Jagd-Affäre um Telekom-Kontrollor

ÖIAG-Chef war Lobbyisten-Gast

Jagd-Affäre um Telekom-Kontrollor

ÖIAG-Chef Beyrer war mehrfach Jagdgast von Mensdorff-Pouilly.

SPÖ-Bundesgeschäftsführer Günther Kräuter forderte am Samstag im ÖSTERREICH-Interview den Rücktritt von ÖIAG-Chef Markus Bey rer: "Er ist untragbar geworden". (siehe Interview unten)

Hintergrund für den massiven Angriff: Als Aufsichtsratspräsident hätte Beyrer die pikante Telekom-Korruptions-Affäre eigentlich aufdecken sollen. Dabei gerät er selbst immer tiefer in den Korruptions-Strudel um den VP-nahen Lobbyisten Alfons Mensdorff-Pouilly: "Er war in seiner Zeit als Generalsekretär der Industriellenvereinigung gleich bei mehreren Jagden auf Mensdorffs Anwesen im burgenländischen Luising zu Gast", behauptet Grün-Politiker Peter Pilz. Zumindest zwei der Luxus-Ausflüge sollen sogar von der Telekom bezahlt worden sein. Bisher hat Beyrer nur eine Luxusreise auf das Mensdorff-Anwesen in Schottland zugegeben.
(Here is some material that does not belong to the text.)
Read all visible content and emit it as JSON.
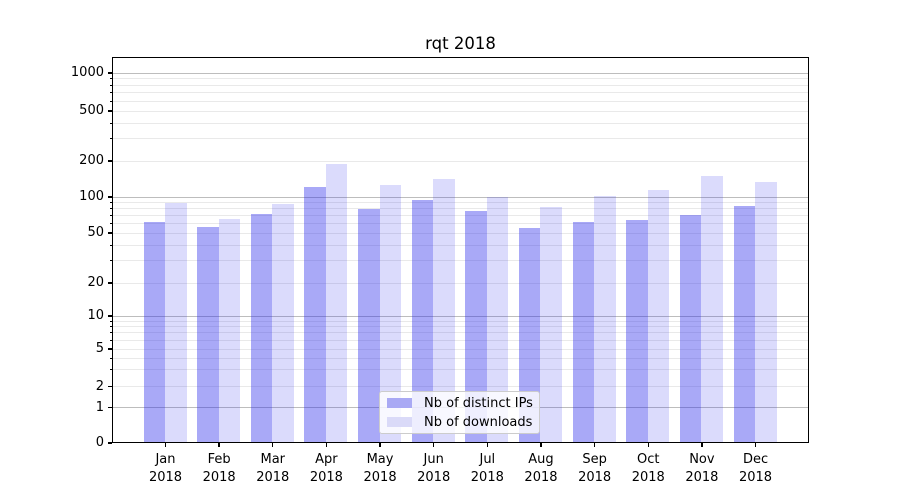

Es kommt aber noch dicker: Wie profil nun enthüllt, hat Michael Koibmüller, Kabinettschef des Innenministeriums, bereits im August bei einem Treffen mit Vertretern der Telekom mächtig Druck ausgeübt, mögliche Verwicklungen des Lobbyisten Alfons Mensdorff-Pouilly in die Telekom-Affäre "nicht zu offensiv zu kommunizieren". Telekom-Chef Hannes Ametsreiter hat Beyrer darüber bereits am 26. August informiert.


Anstatt offensiv zu agieren, um politischen Druck von dem börsennotierten Konzern zu nehmen, duldete der Aufsichtsrats-Präsident die Intervention aus dem Innenministerium: "Beyrer hat sich damit als ÖIAG-Chef, Telekom-Aufklärer und Kontrollorgan disqualifiziert", tobt SP-Mann Kräuter.
(wek)

Kräuter: "Beyrer soll als ÖIAG-Chef gehen"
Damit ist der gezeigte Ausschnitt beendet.